A ARTE DA RECUSA

pot Paulo Bentancur

 

Todo homem é mais parecido com sua época do que com seu pai.

Provérbio árabe

 

Não.

É assim que eu reajo. Não é possível dizer sim, não se pode ir aceitando, abrindo a porta a qualquer vagabundo, engolindo o que a humanidade engole. Não e pronto. Não existe outro modo de salvar.

Decidi ser escritor aos 12 anos. Aos 15 já era conhecido na minha cidadezinha, publicando em tudo que era jornal de escola, clube, bairro, sempre convidado para imprimir meu nome, fosse onde fosse. Fizeram comigo o que fazem com todos: criaram um monstro, um engolidor de papel, insaciável manipulador verbal, uma fábrica ambulante de frases.

Acumulei prêmios de juventude: cartões de prata, diplomas, troféus de plástico e de madeira – um entulho que, cedo ainda, aos 23 anos da primeira prostração, se revelou estéril, um equívoco.

Um dia joguei tudo num caixote de madeira e atirei o caixote na despensa.

Mas era preciso continuar escrevendo, embora publicar tenha se mostrado, súbito, não só um engano, mas um muro intransponível para o exercício, este sim puro, de escrever. Parei um tempo. Tempo que foi duro, que me entregou a uma aspereza crescente. Passei a duvidar do que saía nos jornais, nas revistas, nos livros. Não bastava a ficção das notícias, agora recuso-me à notícia da ficção, recebo a obra alheia como um sinal de fraqueza, só isso.

Passei a infância, a adolescência e a juventude embalado pelo maldito sim, este prevaricador. Pela fácil aceitação, pelo entusiasmo afoito, pela consagração que dura um segundo, se dissolve e, rindo, se renova indiferente.

Apavorei-me: estavam construindo uma civilização em cima da oferta leviana. Estavam destruindo outra, mais real, por não admitirem que em seus pilares residia a coragem de negar, e negar é admitir a verdade.

Vendi a casa que fora de meus pais, mortos quando eu tinha 18 anos. Era uma casa mais do que confortável, excessiva para mim, filho único e agora sozinho. A perda de meus pais, extirpados do universo à minha volta, separados com violência de uma natureza que até então se manifestara doce, afável, com cheiro de funcho e no máximo de malva, com música dominical dos alto-falantes da igreja que eles freqüentavam, com as conversas laterais entre eles e meus tios; essa natureza, que ofertava brisas, chuvas peneiradas, ventos controlados e mornos, morangos silvestres a trezentos metros da casa; essa natureza esfumou-se, eles desapareceram, da noite para o dia, e essa passagem foi, não tenho dúvida, o primeiro não, mais revelador que todas as facilidades que a minha existência até ali ofertara.

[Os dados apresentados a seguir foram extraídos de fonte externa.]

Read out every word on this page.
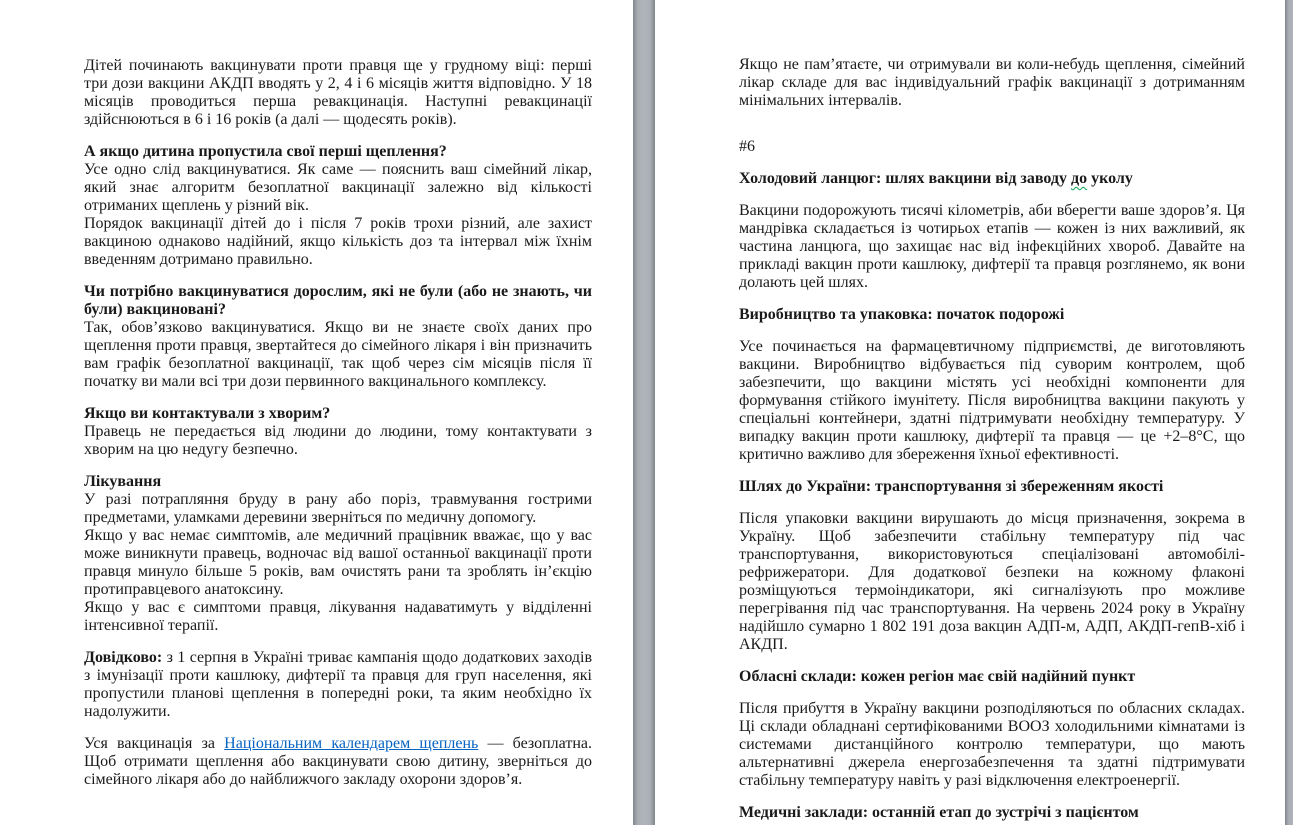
Дітей починають вакцинувати проти правця ще у грудному віці: перші три дози вакцини АКДП вводять у 2, 4 і 6 місяців життя відповідно. У 18 місяців проводиться перша ревакцинація. Наступні ревакцинації здійснюються в 6 і 16 років (а далі — щодесять років).

А якщо дитина пропустила свої перші щеплення?

Усе одно слід вакцинуватися. Як саме — пояснить ваш сімейний лікар, який знає алгоритм безоплатної вакцинації залежно від кількості отриманих щеплень у різний вік.

Порядок вакцинації дітей до і після 7 років трохи різний, але захист вакциною однаково надійний, якщо кількість доз та інтервал між їхнім введенням дотримано правильно.

Чи потрібно вакцинуватися дорослим, які не були (або не знають, чи були) вакциновані?

Так, обов’язково вакцинуватися. Якщо ви не знаєте своїх даних про щеплення проти правця, звертайтеся до сімейного лікаря і він призначить вам графік безоплатної вакцинації, так щоб через сім місяців після її початку ви мали всі три дози первинного вакцинального комплексу.

Якщо ви контактували з хворим?

Правець не передається від людини до людини, тому контактувати з хворим на цю недугу безпечно.

Лікування

У разі потрапляння бруду в рану або поріз, травмування гострими предметами, уламками деревини зверніться по медичну допомогу.

Якщо у вас немає симптомів, але медичний працівник вважає, що у вас може виникнути правець, водночас від вашої останньої вакцинації проти правця минуло більше 5 років, вам очистять рани та зроблять ін’єкцію протиправцевого анатоксину.

Якщо у вас є симптоми правця, лікування надаватимуть у відділенні інтенсивної терапії.

Довідково: з 1 серпня в Україні триває кампанія щодо додаткових заходів з імунізації проти кашлюку, дифтерії та правця для груп населення, які пропустили планові щеплення в попередні роки, та яким необхідно їх надолужити.

Уся вакцинація за Національним календарем щеплень — безоплатна. Щоб отримати щеплення або вакцинувати свою дитину, зверніться до сімейного лікаря або до найближчого закладу охорони здоров’я.

Якщо не пам’ятаєте, чи отримували ви коли-небудь щеплення, сімейний лікар складе для вас індивідуальний графік вакцинації з дотриманням мінімальних інтервалів.

#6

Холодовий ланцюг: шлях вакцини від заводу до уколу

Вакцини подорожують тисячі кілометрів, аби вберегти ваше здоров’я. Ця мандрівка складається із чотирьох етапів — кожен із них важливий, як частина ланцюга, що захищає нас від інфекційних хвороб. Давайте на прикладі вакцин проти кашлюку, дифтерії та правця розглянемо, як вони долають цей шлях.

Виробництво та упаковка: початок подорожі

Усе починається на фармацевтичному підприємстві, де виготовляють вакцини. Виробництво відбувається під суворим контролем, щоб забезпечити, що вакцини містять усі необхідні компоненти для формування стійкого імунітету. Після виробництва вакцини пакують у спеціальні контейнери, здатні підтримувати необхідну температуру. У випадку вакцин проти кашлюку, дифтерії та правця — це +2–8°C, що критично важливо для збереження їхньої ефективності.

Шлях до України: транспортування зі збереженням якості

Після упаковки вакцини вирушають до місця призначення, зокрема в Україну. Щоб забезпечити стабільну температуру під час транспортування, використовуються спеціалізовані автомобілі-рефрижератори. Для додаткової безпеки на кожному флаконі розміщуються термоіндикатори, які сигналізують про можливе перегрівання під час транспортування. На червень 2024 року в Україну надійшло сумарно 1 802 191 доза вакцин АДП-м, АДП, АКДП-гепВ-хіб і АКДП.

Обласні склади: кожен регіон має свій надійний пункт

Після прибуття в Україну вакцини розподіляються по обласних складах. Ці склади обладнані сертифікованими ВООЗ холодильними кімнатами із системами дистанційного контролю температури, що мають альтернативні джерела енергозабезпечення та здатні підтримувати стабільну температуру навіть у разі відключення електроенергії.

Медичні заклади: останній етап до зустрічі з пацієнтом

Tive outros não, passei a tê-los seguidamente. E me encolhi, não soube recebê-los e perdi muito.

A arte da recusa é lenta, um diamante que precisa ser polido. Recusa que não devia nortear apenas a literatura, cínica, mas o resto das artes, principalmente as artes plásticas, descaradas ao extremo, capazes de uma embromação que faz de um Bosh, de um Van Gogh praticantes de outra coisa em outro mundo, mais fundos e dignos.

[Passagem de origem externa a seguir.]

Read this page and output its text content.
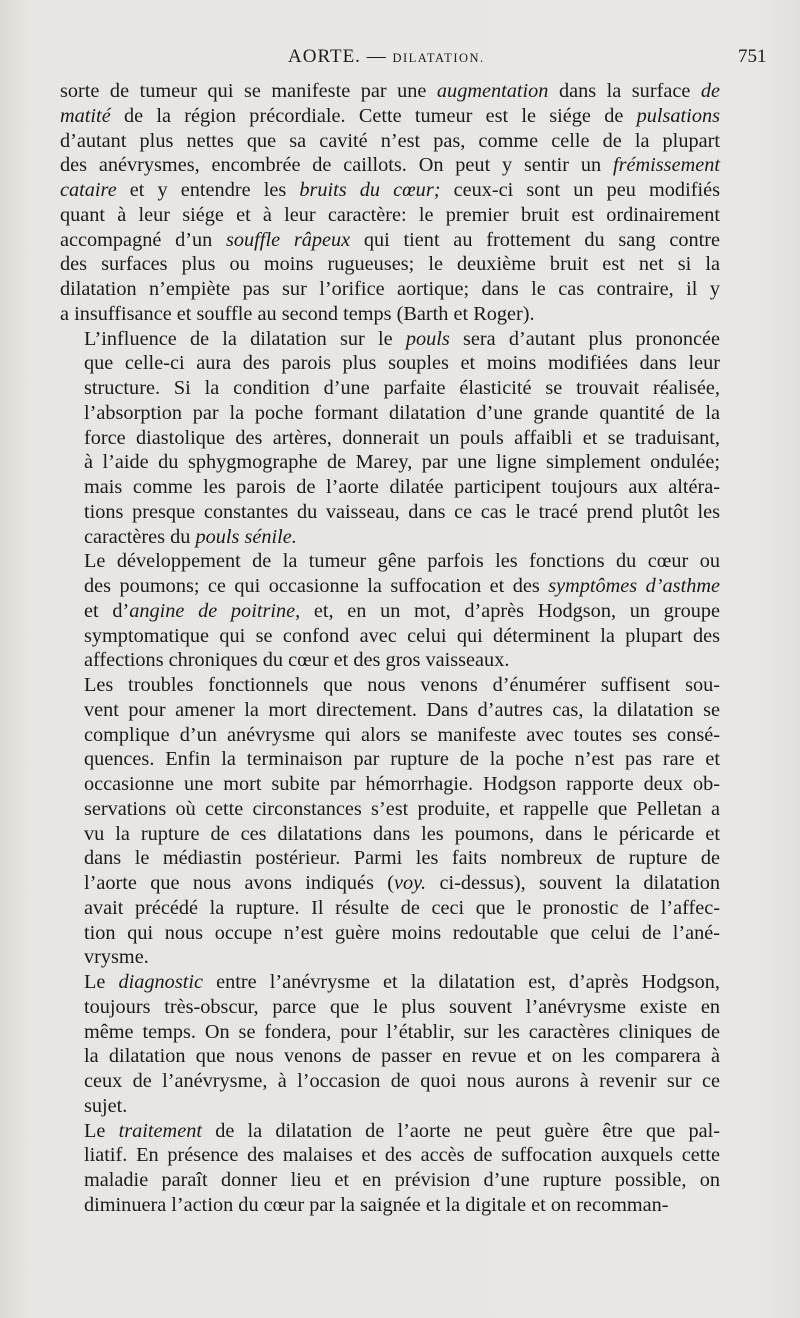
AORTE. — DILATATION.	751

sorte de tumeur qui se manifeste par une augmentation dans la surface de
matité de la région précordiale. Cette tumeur est le siége de pulsations
d’autant plus nettes que sa cavité n’est pas, comme celle de la plupart
des anévrysmes, encombrée de caillots. On peut y sentir un frémissement
cataire et y entendre les bruits du cœur; ceux-ci sont un peu modifiés
quant à leur siége et à leur caractère: le premier bruit est ordinairement
accompagné d’un souffle râpeux qui tient au frottement du sang contre
des surfaces plus ou moins rugueuses; le deuxième bruit est net si la
dilatation n’empiète pas sur l’orifice aortique; dans le cas contraire, il y
a insuffisance et souffle au second temps (Barth et Roger).

L’influence de la dilatation sur le pouls sera d’autant plus prononcée
que celle-ci aura des parois plus souples et moins modifiées dans leur
structure. Si la condition d’une parfaite élasticité se trouvait réalisée,
l’absorption par la poche formant dilatation d’une grande quantité de la
force diastolique des artères, donnerait un pouls affaibli et se traduisant,
à l’aide du sphygmographe de Marey, par une ligne simplement ondulée;
mais comme les parois de l’aorte dilatée participent toujours aux altéra-
tions presque constantes du vaisseau, dans ce cas le tracé prend plutôt les
caractères du pouls sénile.

Le développement de la tumeur gêne parfois les fonctions du cœur ou
des poumons; ce qui occasionne la suffocation et des symptômes d’asthme
et d’angine de poitrine, et, en un mot, d’après Hodgson, un groupe
symptomatique qui se confond avec celui qui déterminent la plupart des
affections chroniques du cœur et des gros vaisseaux.

Les troubles fonctionnels que nous venons d’énumérer suffisent sou-
vent pour amener la mort directement. Dans d’autres cas, la dilatation se
complique d’un anévrysme qui alors se manifeste avec toutes ses consé-
quences. Enfin la terminaison par rupture de la poche n’est pas rare et
occasionne une mort subite par hémorrhagie. Hodgson rapporte deux ob-
servations où cette circonstances s’est produite, et rappelle que Pelletan a
vu la rupture de ces dilatations dans les poumons, dans le péricarde et
dans le médiastin postérieur. Parmi les faits nombreux de rupture de
l’aorte que nous avons indiqués (voy. ci-dessus), souvent la dilatation
avait précédé la rupture. Il résulte de ceci que le pronostic de l’affec-
tion qui nous occupe n’est guère moins redoutable que celui de l’ané-
vrysme.

Le diagnostic entre l’anévrysme et la dilatation est, d’après Hodgson,
toujours très-obscur, parce que le plus souvent l’anévrysme existe en
même temps. On se fondera, pour l’établir, sur les caractères cliniques de
la dilatation que nous venons de passer en revue et on les comparera à
ceux de l’anévrysme, à l’occasion de quoi nous aurons à revenir sur ce
sujet.

Le traitement de la dilatation de l’aorte ne peut guère être que pal-
liatif. En présence des malaises et des accès de suffocation auxquels cette
maladie paraît donner lieu et en prévision d’une rupture possible, on
diminuera l’action du cœur par la saignée et la digitale et on recomman-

Não tive namoradas. Elas batiam à minha porta, aos bandos. Eram descartáveis, insípidas, caíam a meus pés como as folhas no outono – onde eu morava havia ainda outono, primavera, estações, remédios naturais miraculosos.

O câncer, que vitimou meus pais, levou minha mãe num meio-dia, hora estranha de se morrer, e meu pai três meses depois, às 9 horas de uma manhã de tanto frio que a água congelou na torneira. O mundo edificado para o meu conforto estalava, a brisa começava a soprar mais forte.

Eu estava na faculdade quando fiquei órfão. O seguro de vida deixado por meu pai me garantia um futuro tranqüilo. Meu curso – História – durou quatro anos, ao longo dos quais fui amargando a saudade de meus progenitores, e me chocando gradativamente com as duras lições dos grandes homens. César, Napoleão, José do Patrocínio – gente que provou que a adesão generosa é um suicídio diante do oportunismo do resto da humanidade, gente que soube impor limites, que possuiu pulso mais do que firme para segurar a forçada de barra da gentalha moral.

Não. Esse era o ponto. Não e pronto.

Saindo de Livramento, depois de formado, vim para Porto Alegre, onde a batalha foi insana até conseguir um cargo de professor na universidade federal. Boicotes, preconceitos contra gente do interior que os caras da cidade julgam humilde, ingênua, despreparada; enfim, enfrentei tudo e todos e, de certa forma, venci.

A seguir, comecei a alimentar um ambicioso projeto: criar uma editora. Aliei-me a R. F., que chegara do Maranhão disposto a arrasar todos os quarteirões, principalmente os da poesia. Fora um dos criadores de um movimento – antroponáutica – que ele mesmo se encarregara de demolir com um inclemente artigo que os conterrâneos jamais perdoaram. R. F. assinava seus textos assim, com iniciais que chocavam gente acostumada a nomes pomposos ou corriqueiros.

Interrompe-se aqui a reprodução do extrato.